Dite che il congiuntivo "quando ci vuole ci vuole"? Siete sicuramente nel giusto. Sostenete che sia giusto non rinunciare al congiuntivo? In questo caso siete purtroppo in errore. Perché col verbo "sostenere" le grammatiche raccomandano un semplice indicativo: dunque, "sostenete che è giusto". Il congiuntivo è di troppo. Ed è solo uno dei tanti esempi di quello che una linguista che se ne intende, Mariarosa Bricchi, ha battezzato 'congiuntivite', un malanno - non dei più gravi, certo - che affligge la nostra lingua. E i cui sintomi si manifestano nei testi più diversi: romanzi, articoli di giornali, perfino nella comunicazione istituzionale si possono trovare congiuntivi in esubero. In linguistica si chiama ipercorrettismo, in altre parole dipende da un'ansia da prestazione. È l'effetto a cui porta la nostra paura di non saper usare quello che nell'opinione comune è il più elegante, il più colto e però anche il più complicato dei modi verbali, considerato l'alfa e l'omega del parlare bene.
Insomma, se qualcuno pensava che il congiuntivo fosse morto, adesso avrà un motivo in più per ricredersi.

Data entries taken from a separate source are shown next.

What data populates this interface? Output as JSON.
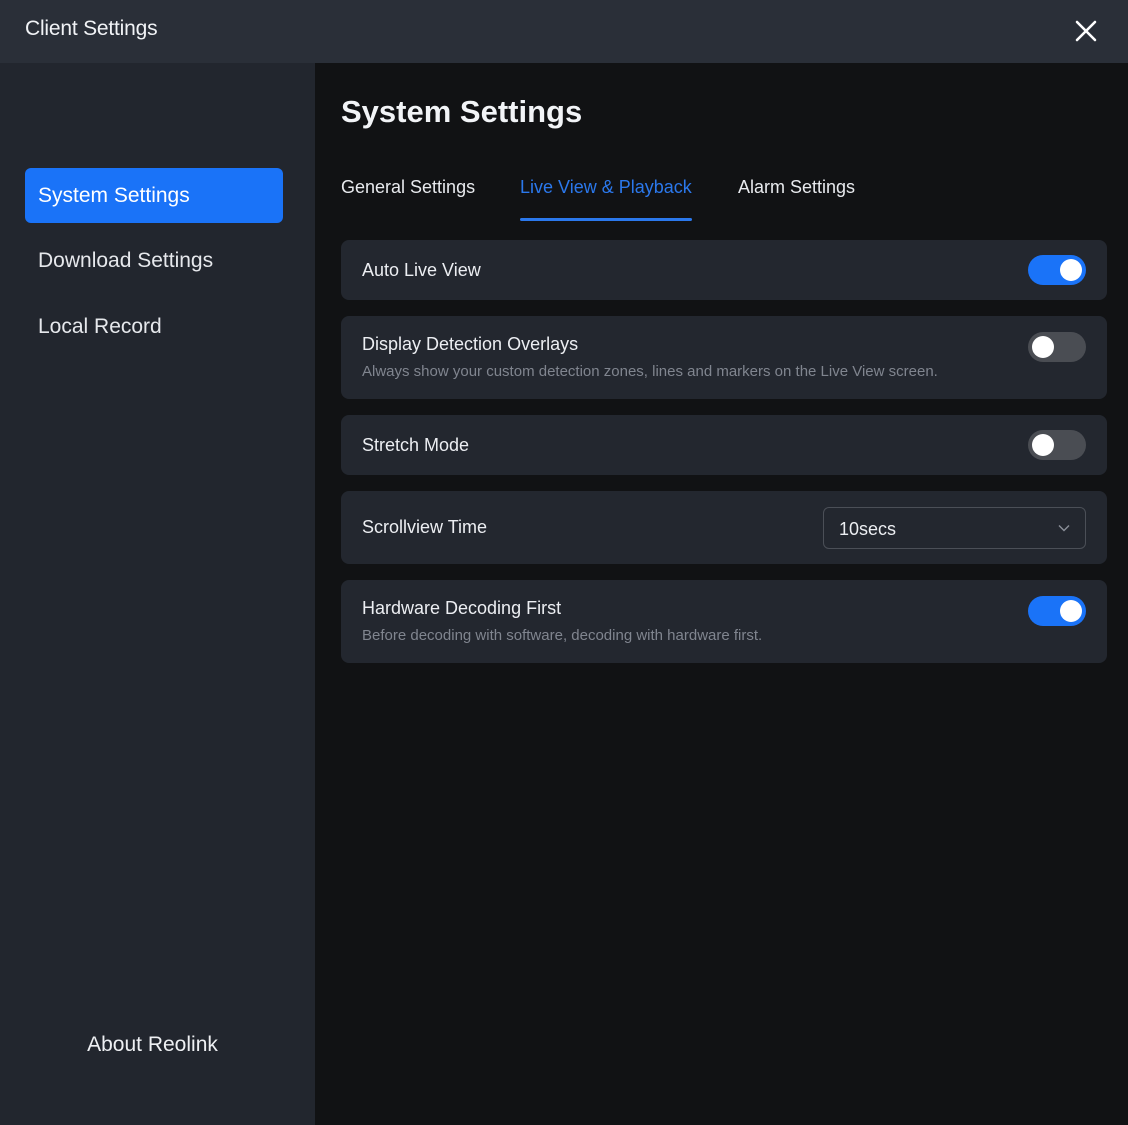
{
  "window": {
    "title": "Client Settings"
  },
  "sidebar": {
    "items": [
      {
        "label": "System Settings",
        "active": true
      },
      {
        "label": "Download Settings",
        "active": false
      },
      {
        "label": "Local Record",
        "active": false
      }
    ],
    "about_label": "About Reolink"
  },
  "main": {
    "title": "System Settings",
    "tabs": [
      {
        "label": "General Settings",
        "active": false
      },
      {
        "label": "Live View & Playback",
        "active": true
      },
      {
        "label": "Alarm Settings",
        "active": false
      }
    ],
    "settings": {
      "auto_live_view": {
        "label": "Auto Live View",
        "enabled": true
      },
      "display_detection_overlays": {
        "label": "Display Detection Overlays",
        "description": "Always show your custom detection zones, lines and markers on the Live View screen.",
        "enabled": false
      },
      "stretch_mode": {
        "label": "Stretch Mode",
        "enabled": false
      },
      "scrollview_time": {
        "label": "Scrollview Time",
        "value": "10secs"
      },
      "hardware_decoding_first": {
        "label": "Hardware Decoding First",
        "description": "Before decoding with software, decoding with hardware first.",
        "enabled": true
      }
    }
  },
  "colors": {
    "accent": "#1a73f8",
    "tab_active": "#2b78ec",
    "toggle_off": "#4a4d53",
    "card_bg": "#23272f",
    "sidebar_bg": "#22262e",
    "main_bg": "#111214",
    "titlebar_bg": "#2a2f38"
  },
  "icons": {
    "close": "close-icon",
    "dropdown": "chevron-down-icon"
  }
}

Come molti altri studi stanno lì a dimostrare, il congiuntivo è ben vivo, anche se non sempre è usato in maniera impeccabile.
Mariarosa Bricchi, linguista che insegna all'Università di Pavia, ha dedicato alla 'congiuntivite' un capitolo del suo libro "La lingua è un'orchestra" (il Saggiatore), un'agile guida alla bella scrittura, ricca di suggerimenti per maneggiare la lingua con precisione e fantasia. A partire dalla consapevolezza che l'italiano ha molte varietà, "non è uno, ma tanti", e che queste varietà occorre saperle riconoscere e governare. Come un'orchestra, appunto.